3 Headed Monster
posted on 11/2007 By:
The voyeuristic metal fan can surf around for music at will these days; the ability to discover band upon craptacular band is literally at one’s fingertips. Those brave enough to troll the river of sludge can learn quite a bit about a band by scoping the stream of influences they spit. If it starts with something like “Black Sabbath, Judas Priest, Bathory…” –well, regardless of quality, at least you know that their hearts are in the right place. If the list is a scatterbrained scroll filled with fresh-faced, scenester scrappers *cough* The Agonist’s*cough* --well, a person can always keep on clickin’. So what influences do Three Headed Monster cite? Anything and everything remotely related to pro wrestling, that’s what: Haku, Masa Chono, Greg “The Hammer” Valentine, The Goon (218, what!), Arn Anderson, the WCW Television Title, the 450 splash...the list goes on (and on). So what bearing does this have on their brand of instrumental metal? Aside from some amusing Jim Hellwig and Howard Finkel samples, not fucking much. But at least these guys are having fun.
Instrumental metal is a touchy issue, very love/hate; other than champs Zebulon Pike and the now-defunct Karma To Burn, there are few practitioners that can kick ass, sans singer. 3HM’s take isn’t particularly epic or ferocious, nor is it stoned-to-the-bone. More jam room groove-stomp than structured sidewind, they sound like three guys that love metal, enjoy playing together, and simply couldn’t find a singer. This accidental formula worked for Mastery (in EP format, mind you), but those dudes had an arsenal of ass-tearing riffs working in their favor. Unfortunately, 3HM guitarist Chris Kessaris’ chugga/thump/gallop riffing style leaves much to be desired, and his penchant for squirreling onto “Sanitarium”-esque tangents isn’t exactly stirring. As a unit, 3HM create an amalgamation of melodic death, near-thrash, and alt-rock that sounds very 1990's. If that sounds like it'll twinkle your toes, then by all means, turn down the volume on your copy of WCW/NWO Revenge and crank this thing up.

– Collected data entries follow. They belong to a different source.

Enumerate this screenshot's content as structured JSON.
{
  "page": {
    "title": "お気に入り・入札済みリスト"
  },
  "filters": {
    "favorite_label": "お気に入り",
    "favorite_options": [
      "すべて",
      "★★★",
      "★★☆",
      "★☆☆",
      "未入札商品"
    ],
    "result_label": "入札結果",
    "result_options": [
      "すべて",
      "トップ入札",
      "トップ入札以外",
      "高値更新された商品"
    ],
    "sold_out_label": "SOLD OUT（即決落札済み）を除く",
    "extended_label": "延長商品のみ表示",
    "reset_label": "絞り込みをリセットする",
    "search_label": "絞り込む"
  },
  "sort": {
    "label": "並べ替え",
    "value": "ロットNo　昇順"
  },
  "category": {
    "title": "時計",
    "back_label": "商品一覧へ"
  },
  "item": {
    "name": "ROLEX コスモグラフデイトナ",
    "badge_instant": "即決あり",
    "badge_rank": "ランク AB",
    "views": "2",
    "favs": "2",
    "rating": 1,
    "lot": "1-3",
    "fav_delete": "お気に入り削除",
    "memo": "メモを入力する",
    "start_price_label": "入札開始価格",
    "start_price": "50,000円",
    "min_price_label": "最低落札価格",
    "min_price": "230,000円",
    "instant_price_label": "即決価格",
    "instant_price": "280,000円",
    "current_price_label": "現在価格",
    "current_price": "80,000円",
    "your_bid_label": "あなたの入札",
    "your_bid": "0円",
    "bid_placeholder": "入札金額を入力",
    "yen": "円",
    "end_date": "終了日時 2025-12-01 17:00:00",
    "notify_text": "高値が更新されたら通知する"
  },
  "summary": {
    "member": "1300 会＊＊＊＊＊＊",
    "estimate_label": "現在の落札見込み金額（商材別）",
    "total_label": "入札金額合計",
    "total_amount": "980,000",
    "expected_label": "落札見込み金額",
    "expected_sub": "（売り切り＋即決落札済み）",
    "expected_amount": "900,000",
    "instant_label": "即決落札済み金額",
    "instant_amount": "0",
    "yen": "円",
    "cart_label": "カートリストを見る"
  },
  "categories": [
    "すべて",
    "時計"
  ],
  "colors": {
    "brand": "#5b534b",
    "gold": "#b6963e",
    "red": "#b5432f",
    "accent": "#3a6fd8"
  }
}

Wrestling goofs will get a kick out of the inside jokes lodged in the song titles, but if you’re like me, you’ll just get pissed that “Perfect Plex” isn’t an Electro Quarterstaff-style take on Mr. Perfect’s glorious entrance theme. Once the façade of quirkiness is lifted, there’s not much substance; Kessaris’ smokin’ leads are the only element that doesn’t flow into one ear and out the other. And the more trips that this album takes from canal-to-canal, the less appealing it gets. Instrumental metal aficionados (if they even exist) will find this worth a look, but honestly, most of these songs sound like they’d be great menu music for a TNA DVD. If these dudes are smart, they’ll arrange a conference call with Dixie Carter, ASAP.